FWIW, here is the code I wrote to do this. I have a function called cAssign() which takes a possible list of dataframes and either assigns them to a different environment and/or saves them to disk. (This is self-rolled persistence.) The name is passed in as a string, and if one of the data frames is large enough, it is split into a separate file using fst.
cAssign<-function(x,dbg=TRUE,silent=FALSE,copysilent=FALSE,trace=FALSE,dpath=datapath,nbig=10000,title="",usefst=TRUE) {
ppp=lapply(x,function(y){
fname=paste0(dpath,paste0(y,".RD"))
if(usefst) {
cadtmp=get(y,pos=parent.frame(n=3))
if("list" %in% class(cadtmp)) {
listonames = c(names(cadtmp),paste0("A",1:length(cadtmp)))[1:length(cadtmp)]
for(i in 1:length(listonames)) {
if("data.frame" %in% class(cadtmp[[i]]) && nrow(cadtmp[[i]])>=nbig) {
message(" Splitting ",listonames[[i]], " from ",y)
newfilename=paste0(y,"_",listonames[[i]],".fst")
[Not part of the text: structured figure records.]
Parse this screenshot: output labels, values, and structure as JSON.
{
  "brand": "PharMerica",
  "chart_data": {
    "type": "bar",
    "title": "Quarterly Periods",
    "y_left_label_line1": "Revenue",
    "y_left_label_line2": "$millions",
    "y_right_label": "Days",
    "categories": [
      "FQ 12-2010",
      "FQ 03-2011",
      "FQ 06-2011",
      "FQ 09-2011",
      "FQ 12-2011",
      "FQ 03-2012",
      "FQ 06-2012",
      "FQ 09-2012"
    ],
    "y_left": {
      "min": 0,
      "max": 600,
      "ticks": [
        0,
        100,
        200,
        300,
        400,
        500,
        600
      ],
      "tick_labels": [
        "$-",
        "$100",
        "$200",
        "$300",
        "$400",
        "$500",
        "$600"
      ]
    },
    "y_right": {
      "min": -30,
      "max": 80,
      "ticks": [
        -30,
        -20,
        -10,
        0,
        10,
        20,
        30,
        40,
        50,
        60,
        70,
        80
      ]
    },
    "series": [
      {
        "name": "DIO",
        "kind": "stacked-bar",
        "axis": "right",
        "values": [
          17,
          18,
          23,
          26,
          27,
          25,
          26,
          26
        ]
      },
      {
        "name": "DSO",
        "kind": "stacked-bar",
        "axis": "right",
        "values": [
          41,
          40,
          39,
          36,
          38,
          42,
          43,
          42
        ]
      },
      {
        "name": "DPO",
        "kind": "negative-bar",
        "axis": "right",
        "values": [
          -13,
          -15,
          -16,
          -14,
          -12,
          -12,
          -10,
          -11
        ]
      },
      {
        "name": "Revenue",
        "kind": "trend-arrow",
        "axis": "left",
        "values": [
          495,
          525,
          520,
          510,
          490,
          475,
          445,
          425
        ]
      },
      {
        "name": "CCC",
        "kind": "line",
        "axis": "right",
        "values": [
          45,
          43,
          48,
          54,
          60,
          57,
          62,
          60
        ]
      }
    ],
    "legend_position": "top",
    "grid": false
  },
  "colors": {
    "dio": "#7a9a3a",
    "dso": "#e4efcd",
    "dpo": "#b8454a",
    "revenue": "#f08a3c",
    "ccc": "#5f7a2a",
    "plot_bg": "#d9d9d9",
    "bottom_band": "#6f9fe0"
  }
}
write.fst(cadtmp[[i]], paste0(dpath,newfilename),compress=20)
cadtmp[[i]]=newfilename
}
}
}
e1<-new.env()
assign(y,cadtmp,env=e1)
save(list=c(y),envir=e1,file=fname) }
else {
save(list=c(y),file=fname) }
if(!copysilent) { message("GlobalAssign and Saving ", y, " to disk as ",y,".RD (filesize:",file.size(fname),")") }
})
}
Hi @derekholmes, thanks for sharing! So basically you need to store a list with several components, the largest of which are data.table
's. You would like fst
to be able to store a list and if a list element is a data.table
(or vector), still have random access to that structure?
Supporting list
s would certainly be possible. For storing a table with random access inside that list
the fst
format would need to support nested structures. That would be a very interesting and useful feature I think. The current format could be maintained as is, but when you need a list
, you can use a single column data.table
containing 1 column of the list
type. The same holds for vectors.
The speed of a nested list
structure would probably be lower due to additional file-pointer jumps, but when the data.table
elements are comparatively large, the effect would be small.
Thanks for your feature request, when the list
type is implemented, I'll make sure that the format is prepared for recursive structures as well!
This is a great package -- halved my data loading time by half, but with some effort. I frequently group data into lists (e.g. a time series "dataset" with data in a data.table, inventory in a small data.frame and xts dates/representations) of the form mydata=list("x"=data.table(..), "y"=data.table, "z" = chr) etc.
I was able to write a wrapper around these to parse component datatables to separate .fst files, but it would be great if you generalized the read and write to more general data structures. Eventually, I think this can really be a replacement for save and load.